6 Por entre as pedras lisas do vale está a tua porção; estas, estas são a tua sorte: também a estas derramaste a tua libação, ofereceste uma oblação. Contentar-me-ia destas coisas?

7 Puseste o teu leito sobre um alto e elevado monte; e lá subiste para oferecer sacrifícios.

8 Detrás das portas e das umbreiras colocaste o teu memorial; pois te descobriste a um outro que não a mim, e subiste; alargaste a tua cama, e com eles fizeste aliança; amaste o seu leito, onde quer que o viste.

9 Foste ao rei com óleo e multiplicaste os teus perfumes, e enviaste os teus mensageiros para longe, e te abateste até o Cheol.

10 Tu te cansaste na tua comprida viagem; contudo não disseste: Não há esperança. Achaste com que renovar as tuas forças; por isso não enfraqueceste.

11 De quem tiveste receio e medo, para que mentisses, e não te lembrasses de mim, nem te importasses? Certamente me conservo calado e isso há muito tempo, pelo que não me temes.

12 Eu publicarei essa justiça tua; e quanto às tuas obras, elas não te aproveitarão.

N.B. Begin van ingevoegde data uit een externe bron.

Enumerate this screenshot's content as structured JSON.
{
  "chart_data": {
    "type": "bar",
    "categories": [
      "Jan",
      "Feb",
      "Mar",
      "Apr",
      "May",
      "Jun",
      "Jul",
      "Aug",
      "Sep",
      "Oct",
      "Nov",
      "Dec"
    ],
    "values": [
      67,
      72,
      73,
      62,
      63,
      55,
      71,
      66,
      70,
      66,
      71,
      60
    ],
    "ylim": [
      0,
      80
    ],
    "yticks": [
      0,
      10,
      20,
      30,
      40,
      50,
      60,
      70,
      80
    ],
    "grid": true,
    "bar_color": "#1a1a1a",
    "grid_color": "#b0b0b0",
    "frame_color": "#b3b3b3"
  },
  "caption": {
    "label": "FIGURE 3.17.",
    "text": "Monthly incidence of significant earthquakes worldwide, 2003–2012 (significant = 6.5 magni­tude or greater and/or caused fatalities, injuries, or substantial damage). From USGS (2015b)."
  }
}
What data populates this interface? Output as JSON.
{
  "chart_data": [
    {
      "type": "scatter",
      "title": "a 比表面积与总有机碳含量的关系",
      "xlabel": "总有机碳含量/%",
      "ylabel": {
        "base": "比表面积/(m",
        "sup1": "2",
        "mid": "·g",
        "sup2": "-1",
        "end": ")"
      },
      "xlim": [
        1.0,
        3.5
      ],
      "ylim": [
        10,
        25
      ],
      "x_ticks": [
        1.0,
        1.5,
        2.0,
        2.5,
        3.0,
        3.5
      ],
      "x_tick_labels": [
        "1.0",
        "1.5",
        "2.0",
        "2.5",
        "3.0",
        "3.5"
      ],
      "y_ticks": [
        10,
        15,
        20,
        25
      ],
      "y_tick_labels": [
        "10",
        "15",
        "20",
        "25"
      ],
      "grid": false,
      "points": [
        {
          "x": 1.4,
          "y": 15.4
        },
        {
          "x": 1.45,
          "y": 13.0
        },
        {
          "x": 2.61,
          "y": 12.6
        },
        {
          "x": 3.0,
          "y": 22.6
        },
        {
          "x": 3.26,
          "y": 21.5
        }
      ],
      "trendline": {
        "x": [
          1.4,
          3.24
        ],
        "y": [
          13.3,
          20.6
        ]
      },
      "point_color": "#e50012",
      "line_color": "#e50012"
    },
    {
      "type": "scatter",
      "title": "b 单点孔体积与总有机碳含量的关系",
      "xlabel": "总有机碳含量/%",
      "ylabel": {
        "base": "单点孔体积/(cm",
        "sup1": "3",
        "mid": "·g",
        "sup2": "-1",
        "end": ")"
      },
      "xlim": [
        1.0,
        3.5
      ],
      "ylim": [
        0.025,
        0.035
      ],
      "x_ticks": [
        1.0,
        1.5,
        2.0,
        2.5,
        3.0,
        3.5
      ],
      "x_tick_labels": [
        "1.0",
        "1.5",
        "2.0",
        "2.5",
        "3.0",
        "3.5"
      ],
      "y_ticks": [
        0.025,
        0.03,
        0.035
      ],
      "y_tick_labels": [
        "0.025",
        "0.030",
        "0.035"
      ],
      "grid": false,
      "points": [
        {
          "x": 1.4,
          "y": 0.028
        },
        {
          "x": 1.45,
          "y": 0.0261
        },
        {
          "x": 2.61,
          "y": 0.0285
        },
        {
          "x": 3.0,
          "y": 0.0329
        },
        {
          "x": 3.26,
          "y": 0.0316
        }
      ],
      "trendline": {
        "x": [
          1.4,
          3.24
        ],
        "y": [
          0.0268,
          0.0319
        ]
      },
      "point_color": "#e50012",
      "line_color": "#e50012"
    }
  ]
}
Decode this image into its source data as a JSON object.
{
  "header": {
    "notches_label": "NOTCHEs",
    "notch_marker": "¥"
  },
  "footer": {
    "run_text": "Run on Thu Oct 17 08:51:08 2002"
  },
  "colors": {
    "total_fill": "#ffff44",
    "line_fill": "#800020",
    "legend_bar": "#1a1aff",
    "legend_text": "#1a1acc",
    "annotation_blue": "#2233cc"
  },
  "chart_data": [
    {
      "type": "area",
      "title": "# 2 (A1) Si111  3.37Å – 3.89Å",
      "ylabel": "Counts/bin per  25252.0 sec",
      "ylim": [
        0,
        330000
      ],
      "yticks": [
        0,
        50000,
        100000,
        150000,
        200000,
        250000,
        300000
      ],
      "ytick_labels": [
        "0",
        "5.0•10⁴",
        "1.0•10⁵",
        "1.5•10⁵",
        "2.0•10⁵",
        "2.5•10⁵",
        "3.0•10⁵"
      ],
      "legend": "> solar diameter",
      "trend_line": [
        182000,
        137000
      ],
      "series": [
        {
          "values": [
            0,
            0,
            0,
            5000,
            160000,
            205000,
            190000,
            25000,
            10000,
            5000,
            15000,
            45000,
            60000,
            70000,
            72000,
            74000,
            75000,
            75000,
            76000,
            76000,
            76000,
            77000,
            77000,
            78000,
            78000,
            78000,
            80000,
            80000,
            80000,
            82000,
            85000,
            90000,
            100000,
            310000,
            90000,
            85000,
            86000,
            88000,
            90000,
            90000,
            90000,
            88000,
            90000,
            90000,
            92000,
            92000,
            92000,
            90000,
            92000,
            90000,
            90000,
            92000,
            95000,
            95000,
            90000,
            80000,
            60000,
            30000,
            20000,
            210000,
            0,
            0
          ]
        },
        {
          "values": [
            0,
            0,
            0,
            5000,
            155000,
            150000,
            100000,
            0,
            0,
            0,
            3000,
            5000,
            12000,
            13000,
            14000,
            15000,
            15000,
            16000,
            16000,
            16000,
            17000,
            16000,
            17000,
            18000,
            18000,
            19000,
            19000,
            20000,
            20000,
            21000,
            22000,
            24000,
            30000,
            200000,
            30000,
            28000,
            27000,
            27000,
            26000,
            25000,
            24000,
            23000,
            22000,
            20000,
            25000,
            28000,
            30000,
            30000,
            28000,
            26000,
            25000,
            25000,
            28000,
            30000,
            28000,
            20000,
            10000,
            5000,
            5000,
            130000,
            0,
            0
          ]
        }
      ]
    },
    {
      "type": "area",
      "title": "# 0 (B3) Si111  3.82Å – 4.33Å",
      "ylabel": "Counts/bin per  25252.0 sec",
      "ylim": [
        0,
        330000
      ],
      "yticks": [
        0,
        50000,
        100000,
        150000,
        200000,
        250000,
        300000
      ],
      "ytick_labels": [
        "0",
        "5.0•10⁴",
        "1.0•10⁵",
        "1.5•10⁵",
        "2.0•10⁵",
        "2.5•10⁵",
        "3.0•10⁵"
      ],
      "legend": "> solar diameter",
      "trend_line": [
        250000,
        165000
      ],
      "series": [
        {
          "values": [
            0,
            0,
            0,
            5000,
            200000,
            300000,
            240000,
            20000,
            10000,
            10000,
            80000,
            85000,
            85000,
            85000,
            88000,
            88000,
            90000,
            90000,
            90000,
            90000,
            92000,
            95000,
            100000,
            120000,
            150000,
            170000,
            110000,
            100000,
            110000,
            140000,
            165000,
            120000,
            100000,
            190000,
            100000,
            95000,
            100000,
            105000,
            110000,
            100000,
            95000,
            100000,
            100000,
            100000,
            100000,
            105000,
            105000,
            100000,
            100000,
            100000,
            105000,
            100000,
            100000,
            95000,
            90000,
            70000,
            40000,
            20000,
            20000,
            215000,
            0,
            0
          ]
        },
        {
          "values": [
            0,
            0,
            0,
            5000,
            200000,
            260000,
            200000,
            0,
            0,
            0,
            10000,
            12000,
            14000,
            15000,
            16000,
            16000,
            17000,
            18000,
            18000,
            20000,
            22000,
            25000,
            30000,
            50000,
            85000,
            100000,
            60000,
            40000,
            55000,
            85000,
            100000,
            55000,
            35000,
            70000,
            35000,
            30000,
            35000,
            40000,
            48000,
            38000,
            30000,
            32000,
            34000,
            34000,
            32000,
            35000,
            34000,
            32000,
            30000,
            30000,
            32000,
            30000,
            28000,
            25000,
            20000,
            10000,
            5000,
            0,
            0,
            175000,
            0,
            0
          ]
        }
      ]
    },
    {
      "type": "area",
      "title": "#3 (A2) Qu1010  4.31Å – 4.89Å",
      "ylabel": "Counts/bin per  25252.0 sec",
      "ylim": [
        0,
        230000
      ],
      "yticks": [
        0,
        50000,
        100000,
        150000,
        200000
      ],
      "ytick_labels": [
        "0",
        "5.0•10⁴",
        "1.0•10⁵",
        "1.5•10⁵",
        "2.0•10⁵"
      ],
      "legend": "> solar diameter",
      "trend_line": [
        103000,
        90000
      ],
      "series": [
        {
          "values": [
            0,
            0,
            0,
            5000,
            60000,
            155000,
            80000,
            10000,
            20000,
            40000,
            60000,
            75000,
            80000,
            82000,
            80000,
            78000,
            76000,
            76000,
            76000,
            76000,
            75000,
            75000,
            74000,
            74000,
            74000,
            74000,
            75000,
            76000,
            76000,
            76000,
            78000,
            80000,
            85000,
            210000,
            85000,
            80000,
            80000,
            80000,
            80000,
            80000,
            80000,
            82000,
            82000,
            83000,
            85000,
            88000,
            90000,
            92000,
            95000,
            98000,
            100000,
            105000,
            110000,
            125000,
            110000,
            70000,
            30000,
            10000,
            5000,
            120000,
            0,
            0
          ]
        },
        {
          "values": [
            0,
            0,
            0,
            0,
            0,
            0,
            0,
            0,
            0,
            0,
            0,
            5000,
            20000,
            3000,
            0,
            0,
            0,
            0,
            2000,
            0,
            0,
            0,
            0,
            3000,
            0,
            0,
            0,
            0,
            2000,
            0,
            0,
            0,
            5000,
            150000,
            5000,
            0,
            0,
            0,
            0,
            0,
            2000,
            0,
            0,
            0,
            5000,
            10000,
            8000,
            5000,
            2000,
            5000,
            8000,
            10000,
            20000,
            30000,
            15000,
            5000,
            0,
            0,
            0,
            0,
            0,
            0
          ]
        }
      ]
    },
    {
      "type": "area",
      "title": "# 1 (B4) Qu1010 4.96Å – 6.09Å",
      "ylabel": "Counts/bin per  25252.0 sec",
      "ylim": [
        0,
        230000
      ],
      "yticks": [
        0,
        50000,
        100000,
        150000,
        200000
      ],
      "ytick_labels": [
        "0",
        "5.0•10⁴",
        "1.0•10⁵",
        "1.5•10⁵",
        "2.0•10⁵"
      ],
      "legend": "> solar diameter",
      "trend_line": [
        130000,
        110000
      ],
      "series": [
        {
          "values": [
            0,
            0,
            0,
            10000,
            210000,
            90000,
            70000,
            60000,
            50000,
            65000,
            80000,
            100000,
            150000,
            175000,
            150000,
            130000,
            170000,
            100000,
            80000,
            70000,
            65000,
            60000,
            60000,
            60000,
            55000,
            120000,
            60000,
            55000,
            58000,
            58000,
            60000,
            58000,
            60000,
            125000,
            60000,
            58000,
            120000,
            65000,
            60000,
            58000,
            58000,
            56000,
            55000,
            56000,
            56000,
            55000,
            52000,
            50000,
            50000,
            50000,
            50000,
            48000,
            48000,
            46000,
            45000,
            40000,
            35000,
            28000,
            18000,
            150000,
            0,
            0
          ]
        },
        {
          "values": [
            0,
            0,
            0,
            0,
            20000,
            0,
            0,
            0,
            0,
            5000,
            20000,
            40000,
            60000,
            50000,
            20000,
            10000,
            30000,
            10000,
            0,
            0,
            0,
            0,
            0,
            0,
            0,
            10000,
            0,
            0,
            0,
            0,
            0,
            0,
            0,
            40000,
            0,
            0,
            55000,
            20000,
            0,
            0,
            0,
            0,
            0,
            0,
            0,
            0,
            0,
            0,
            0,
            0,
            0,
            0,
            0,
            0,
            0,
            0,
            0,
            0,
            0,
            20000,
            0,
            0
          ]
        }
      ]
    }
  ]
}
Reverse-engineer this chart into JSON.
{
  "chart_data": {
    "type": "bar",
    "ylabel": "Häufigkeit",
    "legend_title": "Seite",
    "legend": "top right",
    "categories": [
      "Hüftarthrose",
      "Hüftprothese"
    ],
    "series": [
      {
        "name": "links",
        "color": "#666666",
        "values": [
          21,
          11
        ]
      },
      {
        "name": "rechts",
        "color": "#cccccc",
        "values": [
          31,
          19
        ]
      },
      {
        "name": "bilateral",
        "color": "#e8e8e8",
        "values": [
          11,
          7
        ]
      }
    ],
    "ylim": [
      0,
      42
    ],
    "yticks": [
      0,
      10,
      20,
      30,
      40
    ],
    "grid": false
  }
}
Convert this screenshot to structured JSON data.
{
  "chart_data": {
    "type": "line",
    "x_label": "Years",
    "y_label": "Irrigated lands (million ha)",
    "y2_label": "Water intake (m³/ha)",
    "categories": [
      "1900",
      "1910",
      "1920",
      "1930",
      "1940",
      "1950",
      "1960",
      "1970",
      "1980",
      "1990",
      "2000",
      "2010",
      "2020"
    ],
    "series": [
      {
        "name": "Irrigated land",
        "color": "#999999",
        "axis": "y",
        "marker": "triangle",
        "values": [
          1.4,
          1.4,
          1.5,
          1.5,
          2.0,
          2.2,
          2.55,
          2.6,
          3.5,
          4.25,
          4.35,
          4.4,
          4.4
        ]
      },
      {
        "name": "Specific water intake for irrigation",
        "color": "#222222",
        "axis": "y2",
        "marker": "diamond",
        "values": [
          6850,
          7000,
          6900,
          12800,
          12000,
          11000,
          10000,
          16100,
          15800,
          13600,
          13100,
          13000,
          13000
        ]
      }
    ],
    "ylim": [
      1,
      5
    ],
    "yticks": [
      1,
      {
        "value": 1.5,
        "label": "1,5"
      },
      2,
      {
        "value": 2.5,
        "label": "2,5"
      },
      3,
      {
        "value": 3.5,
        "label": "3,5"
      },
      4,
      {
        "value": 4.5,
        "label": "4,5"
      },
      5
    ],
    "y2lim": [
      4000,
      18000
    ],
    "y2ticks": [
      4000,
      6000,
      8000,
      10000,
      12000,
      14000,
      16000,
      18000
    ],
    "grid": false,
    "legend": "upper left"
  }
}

13 Quando clamares, livrem-te os que tens ajuntado. Levá-los-á o vento, um assopro arrebatará a todos eles; porém o que em mim confia, possuirá a terra, e herdará o meu santo monte.

14 Este dirá: Aterrai, aterrai, preparai o caminho, tirai os tropeços do caminho do meu povo.

15 Pois assim diz o Alto, e o Excelso, que habita a eternidade, de quem o nome é Santo: Habito no alto e santo lugar, também com aquele que é contrito e humilde de espírito, para vivificar o espírito dos humildes, e vivificar o coração dos contritos.

16 Não contenderei para sempre, nem ficarei continuamente irado; porque diante de mim desfaleceria o espírito, bem como as almas que tenho feito.

17 Por causa da iniqüidade da sua cobiça indignei-me e o feri; escondi a face, indignei-me e ele se foi andando perverso no caminho do seu coração.

18 Tenho visto os seus caminhos, e o sararei; também o conduzirei, e tornarei a dar consolação a ele e aos que o pranteiam.

19 Eu crio o fruto dos lábios; paz, paz ao que está longe e ao que está perto, diz Jeová; e o sararei.

20 Os iníquos, porém, são como o mar agitado; pois não pode ficar quieto, e as suas águas lançam de si lama e lodo.

21 Não há paz para os iníquos, diz o meu Deus.